Chassis Type: unibody Front and Rear Suspension: coilover.
Body Fiberglass front end, rear quarters, and hood.
Suspension Front wishbones, coil springs over dampers. Rear : rocker arms, coil springs over dampers
Gearbox 5 speed Manual.
Dimensions
Wheelbase : 2421mm
Front track 1420mm
Rear track 1400mm
Engine Type: hand built peripheral port 12A Mazda Induction: hand constructed intake with a Weber carb built by AEM in CA. Clutch: Mazda Comp clutch


At the time Mazda first showed up at Daytona in 1979, no one took care of this new team that came from Japan.
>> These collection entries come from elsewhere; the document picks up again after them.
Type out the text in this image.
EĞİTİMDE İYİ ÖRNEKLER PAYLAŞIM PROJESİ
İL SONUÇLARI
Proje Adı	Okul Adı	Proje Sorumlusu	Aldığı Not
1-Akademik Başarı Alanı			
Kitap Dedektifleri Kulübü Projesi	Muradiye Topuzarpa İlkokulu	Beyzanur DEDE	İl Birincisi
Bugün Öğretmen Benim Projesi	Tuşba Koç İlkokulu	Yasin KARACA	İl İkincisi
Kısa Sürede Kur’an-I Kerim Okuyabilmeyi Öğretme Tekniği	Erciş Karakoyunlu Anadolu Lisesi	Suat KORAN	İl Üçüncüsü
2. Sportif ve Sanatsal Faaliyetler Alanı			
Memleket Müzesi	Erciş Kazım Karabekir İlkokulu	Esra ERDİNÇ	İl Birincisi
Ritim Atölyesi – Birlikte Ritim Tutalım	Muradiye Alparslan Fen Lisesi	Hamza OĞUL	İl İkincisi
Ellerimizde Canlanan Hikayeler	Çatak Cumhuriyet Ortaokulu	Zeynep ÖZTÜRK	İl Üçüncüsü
They had come the previous year with RX3 cars and had applied what they had learned on the track. The two cars were destined to be driven by Japanese and American drivers. After qualifying first and second in class, they steadily dominated the race, to finish in fifth and sixth position overall. Yoshimi Katayama-Yojiro Terada-Takashi Yorino winning the GTU category and Walt Bohren-Jim Downing-Roger Mandeville second. It was not the first time Mazda entered an RX7 in an IMSA event as Al Cosentino was the first to enter such a car. Following their domination, IMSA decided to add an extra 458lbs to the cars. After a while, and following the drivers concerns about the extra weight, they reduced it to zero. The factory cars had been sold to Roger Mandeville and Jim Downing. At the end of the 1979 season, Don Devendorf won the title for Datsun, but Bob Bergstrom took second place in a Mazda. Mazda began racing RX-7s in the IMSA GTU series in 1979. That first year, RX-7s placed first and second at the 24 Hours of Daytona, and claimed the GTU series championship. The car continued winning, claiming the GTU championship seven years in a row. The RX-7 took the GTO championship ten years in a row from 1982. The RX-7 has won more IMSA races than any other car model.